Friday, June 12, 2009

"Time The Change May Bring..."

Dear Greenie:

Just want to express my deepest gratitude to you for being such a significant part of my life.
So many times I have reflected on our relationship.

The first time I met you was in 1946. I’ve got to confess that I did not know who you were. Do you remember the big football game that Friday night? That was my first football game ever. My parents took me to the game because my sister was a member of the South Park High School Greenie Cadets, that fabulous drum and bugle corps. They performed at halftime. We were playing the Goose Creek Ganders. I remember thinking that was an unusual name for a football team.

When time came for the game to start, our high school band played the National Emblem. Then we sang a song which I learned later was our alma mater. A portion of those words were, “Time the change may bring.” I am wondering now if that song was prophetic with all the changes we are seeing. Anyway, following the alma mater, someone led a prayer over the public address system. Remember how that no one made a fuss because we prayed? Do you think we took school prayer for granted?

Then the cheerleaders led, “Two bits, four bits, six bits, a dollar.

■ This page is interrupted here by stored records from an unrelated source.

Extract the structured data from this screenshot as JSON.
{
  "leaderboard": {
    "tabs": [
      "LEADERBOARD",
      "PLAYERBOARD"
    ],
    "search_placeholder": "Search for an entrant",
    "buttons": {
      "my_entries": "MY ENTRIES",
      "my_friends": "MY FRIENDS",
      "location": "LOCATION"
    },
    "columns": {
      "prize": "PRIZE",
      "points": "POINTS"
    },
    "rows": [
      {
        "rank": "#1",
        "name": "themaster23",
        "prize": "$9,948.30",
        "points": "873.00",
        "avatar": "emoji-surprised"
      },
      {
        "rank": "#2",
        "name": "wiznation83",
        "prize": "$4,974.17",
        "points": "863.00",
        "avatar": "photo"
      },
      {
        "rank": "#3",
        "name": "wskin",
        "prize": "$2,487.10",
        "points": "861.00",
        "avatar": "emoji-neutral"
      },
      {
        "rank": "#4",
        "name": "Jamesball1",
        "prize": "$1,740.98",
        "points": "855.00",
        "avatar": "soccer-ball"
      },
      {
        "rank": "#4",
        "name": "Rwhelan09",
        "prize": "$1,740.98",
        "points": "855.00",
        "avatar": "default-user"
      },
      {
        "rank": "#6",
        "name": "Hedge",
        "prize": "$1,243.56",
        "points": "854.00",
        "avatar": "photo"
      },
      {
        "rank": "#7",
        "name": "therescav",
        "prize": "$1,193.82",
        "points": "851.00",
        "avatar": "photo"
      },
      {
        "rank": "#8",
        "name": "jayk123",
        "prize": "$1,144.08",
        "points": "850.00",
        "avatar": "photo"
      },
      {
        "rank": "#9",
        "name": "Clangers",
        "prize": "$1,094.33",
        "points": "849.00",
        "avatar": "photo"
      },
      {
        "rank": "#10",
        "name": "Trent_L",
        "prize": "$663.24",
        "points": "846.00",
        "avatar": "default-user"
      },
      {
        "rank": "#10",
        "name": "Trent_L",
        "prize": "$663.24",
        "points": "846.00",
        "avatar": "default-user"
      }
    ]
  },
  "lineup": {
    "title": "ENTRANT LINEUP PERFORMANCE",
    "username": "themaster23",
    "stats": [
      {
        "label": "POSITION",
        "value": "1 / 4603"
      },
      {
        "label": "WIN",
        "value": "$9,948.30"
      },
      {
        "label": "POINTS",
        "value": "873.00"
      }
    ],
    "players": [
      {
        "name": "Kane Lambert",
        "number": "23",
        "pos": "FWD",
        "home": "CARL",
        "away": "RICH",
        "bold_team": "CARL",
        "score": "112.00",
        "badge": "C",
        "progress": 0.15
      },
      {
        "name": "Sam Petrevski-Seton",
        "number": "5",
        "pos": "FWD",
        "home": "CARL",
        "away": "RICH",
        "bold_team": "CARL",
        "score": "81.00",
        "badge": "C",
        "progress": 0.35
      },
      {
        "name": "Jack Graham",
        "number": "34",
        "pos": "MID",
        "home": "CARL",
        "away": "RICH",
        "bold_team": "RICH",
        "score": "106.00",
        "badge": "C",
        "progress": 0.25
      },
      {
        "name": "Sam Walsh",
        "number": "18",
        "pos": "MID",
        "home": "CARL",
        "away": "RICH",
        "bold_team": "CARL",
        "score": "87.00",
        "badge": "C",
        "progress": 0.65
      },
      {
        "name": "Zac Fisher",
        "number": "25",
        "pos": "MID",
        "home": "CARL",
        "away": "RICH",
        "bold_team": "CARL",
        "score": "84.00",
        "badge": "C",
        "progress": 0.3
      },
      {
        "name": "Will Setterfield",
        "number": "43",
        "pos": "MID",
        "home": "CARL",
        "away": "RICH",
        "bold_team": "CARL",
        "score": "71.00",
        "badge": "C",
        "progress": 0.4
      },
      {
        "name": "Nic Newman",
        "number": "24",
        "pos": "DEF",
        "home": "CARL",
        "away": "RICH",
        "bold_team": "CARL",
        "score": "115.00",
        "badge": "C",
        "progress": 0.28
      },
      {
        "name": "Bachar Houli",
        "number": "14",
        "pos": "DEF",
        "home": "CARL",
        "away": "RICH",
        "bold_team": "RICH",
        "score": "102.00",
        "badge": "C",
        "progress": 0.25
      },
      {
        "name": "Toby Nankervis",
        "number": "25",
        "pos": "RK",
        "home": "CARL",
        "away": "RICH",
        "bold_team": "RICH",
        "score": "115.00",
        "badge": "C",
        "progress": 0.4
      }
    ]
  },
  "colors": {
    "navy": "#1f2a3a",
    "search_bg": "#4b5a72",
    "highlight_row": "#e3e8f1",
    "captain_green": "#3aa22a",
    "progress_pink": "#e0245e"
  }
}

All for the Greenies stand up and holler.” Everyone around me stood up and hollered so I did too. I asked my friend, Joyce Vick which team she was rooting for. She thought I was joking. But that is when and how I began to know you.

A few short years later I reached high school and became a Greenie in my own right, I was proud to wear your name. All Greenies proudly waved the green and white. All Greenies knew about you. We called you “Greenie Spirit.”

Greenie, it seems strange that from time to time people wonder what you look like. These same people seem to think that you are a thing. Do they not know a spirit when one is around? I knew a family whose son wrote the following:

“The sun that sets may never rise,
But Greenie Spirit never dies.”

He understood that you are spirit and not a thing. You live in everyone who attended South Park High School. And believe me, Greenie, I have been around many a school in my lifetime. My wife was a school educator for 30 years. I’ve been in and around the public and private education arenas all my life. Never have I witnessed anything like you. Your spirit in our student body was unparalleled.

As you well know, they want to demolish our old school house. That is one of the most beautiful buildings in Beaumont. Isn’t it unusual how that sometimes progress dictates destruction? Is that really progress? But I digress.

Greenie, you are an indomitable spirit and never will you be degraded to mere brick and mortar. Never can you be confined to narrow hallways and slamming locker doors. You will continue to live in our souls. Even progress cannot take you away.

By the way, what ever happened to your beautiful pendulum clock that graced the wall just above our trophy case? Mr. Floyd used to wind up that lovely timepiece every morning. I wonder how many seconds ticked away on that old clock through the years. As the news reels used to say, “Time Marches On.” I guess time dictates change. And change is what we are seeing.

Greenie, the ending phrases of our alma mater sum it up so well:

“South Park, South Park, dear old South Park,
Time the change may bring.
Still the name of South Park High School
Evermore we’ll sing.”

Winston Hamby
Greenie ‘53


Blogger Unknown  said...

The cadets were not a drum and bugle corps, they were a band. There is a difference

Sat Jun 13, 11:39:00 AM 2009  
Blogger WinSpin  said...

Hi Roosevelt. Thank you for commenting. But I disagree with you.

The Cadets definitely were a drum and bugle corps. My sister was in the Cadets. In fact I'm talking to her on the phone as I write this. She still lives in Beaumont.

The Cadets used only drums and bugles with three or four bell lyres.

The band was another ensemble. The band used brass, reeds and drums.

Look in the old year books (annuals) and they will give you the correct designations for both ensembles.

Eventually I played in the band and my sister played in the drum and bugle corps (Cadets).

The band used to be boys only and the Cadets were girls only.

Later they disbanded the drum and bugle corps and boths boys and girls were in the band...

By the way, in those days all the high schools had a girls only drum and bugle corps. They were the "in thing." Each school also had a band usually boys only.